W piątek o godzinie 18:00 rozpocznie się pierwszy, inaugurujący rywalizację superoes „Szczecin” o długości niewiele ponad siedmiu kilometrów. Zawodnicy zwykli mówić o takich odcinkach, że można na nich niewiele zyskać, ale bardzo dużo stracić. Tym razem ta próba będzie miała bardzo duże znaczenie nawet dla losów rajdu. Pierwsza dziesiątka na mecie tego odcinka dokona bowiem zgodnie z regulaminem wyboru swoich pozycji startowych do sobotnich oesów. Nie jest także tajemnicą, że w rajdach terenowych typu baja lepiej otwierać trasę i jechać jeszcze niezniszczonym szlakiem. A najszybszy na superoesie będzie wybierał jako pierwszy, drugi jako drugi, a kolejni zgodnie z miejscami wywalczonymi w piątkowy wieczór.

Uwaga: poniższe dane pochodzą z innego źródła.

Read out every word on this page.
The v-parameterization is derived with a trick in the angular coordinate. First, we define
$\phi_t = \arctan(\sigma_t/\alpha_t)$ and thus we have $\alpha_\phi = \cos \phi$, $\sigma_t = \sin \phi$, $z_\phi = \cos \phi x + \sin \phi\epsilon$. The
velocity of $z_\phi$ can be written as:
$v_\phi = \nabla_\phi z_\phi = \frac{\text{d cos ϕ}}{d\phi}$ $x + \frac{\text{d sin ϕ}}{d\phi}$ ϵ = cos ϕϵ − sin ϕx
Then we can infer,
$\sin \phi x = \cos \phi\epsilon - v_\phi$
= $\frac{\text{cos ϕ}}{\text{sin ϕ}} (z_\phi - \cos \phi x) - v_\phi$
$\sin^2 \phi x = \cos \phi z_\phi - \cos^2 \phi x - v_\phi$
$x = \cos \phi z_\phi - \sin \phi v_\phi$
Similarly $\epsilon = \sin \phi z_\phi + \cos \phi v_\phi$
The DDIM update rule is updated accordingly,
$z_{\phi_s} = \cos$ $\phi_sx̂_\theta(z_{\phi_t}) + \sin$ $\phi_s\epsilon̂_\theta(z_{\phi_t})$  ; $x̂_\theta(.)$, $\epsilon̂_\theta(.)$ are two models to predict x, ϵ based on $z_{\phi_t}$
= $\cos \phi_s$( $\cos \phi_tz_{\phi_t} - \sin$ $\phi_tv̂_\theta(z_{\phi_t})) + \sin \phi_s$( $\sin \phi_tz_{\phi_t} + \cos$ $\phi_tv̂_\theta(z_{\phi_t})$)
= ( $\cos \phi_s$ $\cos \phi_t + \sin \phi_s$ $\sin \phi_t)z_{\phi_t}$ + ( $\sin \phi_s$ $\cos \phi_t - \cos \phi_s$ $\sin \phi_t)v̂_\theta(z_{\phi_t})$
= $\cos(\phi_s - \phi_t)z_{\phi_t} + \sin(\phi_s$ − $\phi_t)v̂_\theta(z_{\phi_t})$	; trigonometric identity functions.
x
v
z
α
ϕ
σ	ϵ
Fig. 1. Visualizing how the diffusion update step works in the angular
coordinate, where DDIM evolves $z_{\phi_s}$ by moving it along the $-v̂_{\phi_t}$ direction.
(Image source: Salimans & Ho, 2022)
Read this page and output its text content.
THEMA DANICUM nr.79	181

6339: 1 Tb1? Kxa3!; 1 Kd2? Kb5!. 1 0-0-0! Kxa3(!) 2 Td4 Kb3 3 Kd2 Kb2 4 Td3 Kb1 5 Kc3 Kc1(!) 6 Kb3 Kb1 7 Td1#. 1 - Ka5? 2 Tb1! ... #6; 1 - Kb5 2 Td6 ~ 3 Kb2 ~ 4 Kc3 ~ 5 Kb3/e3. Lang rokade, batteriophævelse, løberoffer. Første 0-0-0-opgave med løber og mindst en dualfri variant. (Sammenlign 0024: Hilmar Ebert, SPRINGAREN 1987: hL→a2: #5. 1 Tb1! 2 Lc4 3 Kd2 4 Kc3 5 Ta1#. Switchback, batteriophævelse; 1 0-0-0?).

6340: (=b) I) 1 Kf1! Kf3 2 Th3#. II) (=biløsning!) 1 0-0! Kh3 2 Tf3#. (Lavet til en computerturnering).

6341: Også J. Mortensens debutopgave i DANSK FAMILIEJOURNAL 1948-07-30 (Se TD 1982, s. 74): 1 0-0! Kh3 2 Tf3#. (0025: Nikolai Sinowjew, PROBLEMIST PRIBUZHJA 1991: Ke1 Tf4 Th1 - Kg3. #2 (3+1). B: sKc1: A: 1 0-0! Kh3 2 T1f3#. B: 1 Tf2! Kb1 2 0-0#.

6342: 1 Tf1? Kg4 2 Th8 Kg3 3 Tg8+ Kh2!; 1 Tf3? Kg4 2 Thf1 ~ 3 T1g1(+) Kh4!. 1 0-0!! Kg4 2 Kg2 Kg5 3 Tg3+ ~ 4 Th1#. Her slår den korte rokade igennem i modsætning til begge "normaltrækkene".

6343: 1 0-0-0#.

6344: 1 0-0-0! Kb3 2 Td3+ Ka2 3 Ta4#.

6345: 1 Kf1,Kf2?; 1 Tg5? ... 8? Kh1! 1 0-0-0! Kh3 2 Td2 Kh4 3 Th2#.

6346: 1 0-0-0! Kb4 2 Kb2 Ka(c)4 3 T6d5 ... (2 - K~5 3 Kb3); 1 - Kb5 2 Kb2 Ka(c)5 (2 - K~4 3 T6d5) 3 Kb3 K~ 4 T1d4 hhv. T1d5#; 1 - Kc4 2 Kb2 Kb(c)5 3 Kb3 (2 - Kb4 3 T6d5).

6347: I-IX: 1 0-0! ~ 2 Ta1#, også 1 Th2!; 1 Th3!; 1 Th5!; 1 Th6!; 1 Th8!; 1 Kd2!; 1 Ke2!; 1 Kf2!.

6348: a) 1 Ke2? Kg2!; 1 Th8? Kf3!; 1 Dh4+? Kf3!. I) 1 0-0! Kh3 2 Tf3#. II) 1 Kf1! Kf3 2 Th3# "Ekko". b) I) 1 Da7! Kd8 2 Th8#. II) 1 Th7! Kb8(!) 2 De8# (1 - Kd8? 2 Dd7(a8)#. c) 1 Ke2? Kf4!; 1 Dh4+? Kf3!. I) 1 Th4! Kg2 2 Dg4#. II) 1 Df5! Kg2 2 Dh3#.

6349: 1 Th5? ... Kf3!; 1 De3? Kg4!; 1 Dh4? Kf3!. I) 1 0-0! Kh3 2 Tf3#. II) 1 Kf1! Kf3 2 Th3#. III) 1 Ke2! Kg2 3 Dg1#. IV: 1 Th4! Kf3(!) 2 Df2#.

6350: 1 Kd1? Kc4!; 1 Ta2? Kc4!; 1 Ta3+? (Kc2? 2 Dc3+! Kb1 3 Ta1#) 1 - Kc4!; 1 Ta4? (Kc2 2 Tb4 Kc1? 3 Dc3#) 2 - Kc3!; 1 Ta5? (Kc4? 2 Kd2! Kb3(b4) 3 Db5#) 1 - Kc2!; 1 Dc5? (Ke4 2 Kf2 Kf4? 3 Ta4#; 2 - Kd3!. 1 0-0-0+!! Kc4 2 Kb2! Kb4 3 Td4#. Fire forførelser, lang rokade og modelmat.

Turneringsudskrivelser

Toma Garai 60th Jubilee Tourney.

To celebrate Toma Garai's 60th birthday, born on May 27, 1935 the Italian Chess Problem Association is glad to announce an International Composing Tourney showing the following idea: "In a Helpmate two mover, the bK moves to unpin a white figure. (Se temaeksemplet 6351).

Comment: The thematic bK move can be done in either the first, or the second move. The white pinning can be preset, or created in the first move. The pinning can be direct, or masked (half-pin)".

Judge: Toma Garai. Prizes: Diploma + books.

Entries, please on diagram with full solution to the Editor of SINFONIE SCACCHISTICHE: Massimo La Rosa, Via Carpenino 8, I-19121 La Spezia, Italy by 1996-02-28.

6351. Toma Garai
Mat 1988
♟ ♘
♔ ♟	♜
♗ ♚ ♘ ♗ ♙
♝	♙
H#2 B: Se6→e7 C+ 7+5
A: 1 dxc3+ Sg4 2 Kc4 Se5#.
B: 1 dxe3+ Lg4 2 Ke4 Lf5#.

- Ten odcinek trzeba pojechać bardzo szybko i bezbłędnie. Mam świadomość klasy najgroźniejszych rywali, a Nasser All-Attiyah, który – jak żartujemy – niemal nie wysiada z samochodu, nie bez powodu jest liderem Pucharu Świata. Przed rokiem miałem drugi czas, ale tylko czołowa lokata daje pełny komfort przy wyborze – podsumował Hołowczyc
ORLEN Baja Poland 2017 to dziewiąta (z jedenastu) runda tegorocznej edycji Pucharu Świata FIA w Rajdach Terenowych. Puchar Świata to najwyższy poziom rywalizacji w tej dyscyplinie sportu, w której nie ma mistrzostw świata. Start rajdu nastąpi w piątek, 1 września, o godzinie 16:00, a meta i uroczyste zakończenie w niedzielę, 3 września, o godzinie 14:30. Zawodnicy będą mieli do pokonania trasę o długości 816 km, w tym siedem prób sportowych liczących ponad 496 kilometrów. Kluczowy dla wyników rajdu będzie zapewne dwukrotnie przejeżdżany odcinek specjalny na poligonie wojskowym w okolicach Drawska Pomorskiego o długości blisko 216 kilometrów.
Pięć zwycięstw Krzysztof Hołowczyca w Baja Poland:
2010: pilot: Jean-Marc Fortin – Nissan Navarra
2011: pilot: Jean-Marc Fortin – BMW X3 CC
2012: pilot: Filipe Palmeiro – Mini ALL4 Racing
2014: pilot: Xavier Panseri – Mini ALL4 Racing
2015: pilot: Łukasz Kurzeja – Mini ALL4 Racing
Start Krzysztofa Hołowczyca w ORLEN Baja Poland 2017 wspierają:
Lumag sp. z o.o. – producent klocków hamulcowych Breck,
Michelin – renomowany producent opon samochodowych,
K2 - lider rynku chemii samochodowej w Polsce.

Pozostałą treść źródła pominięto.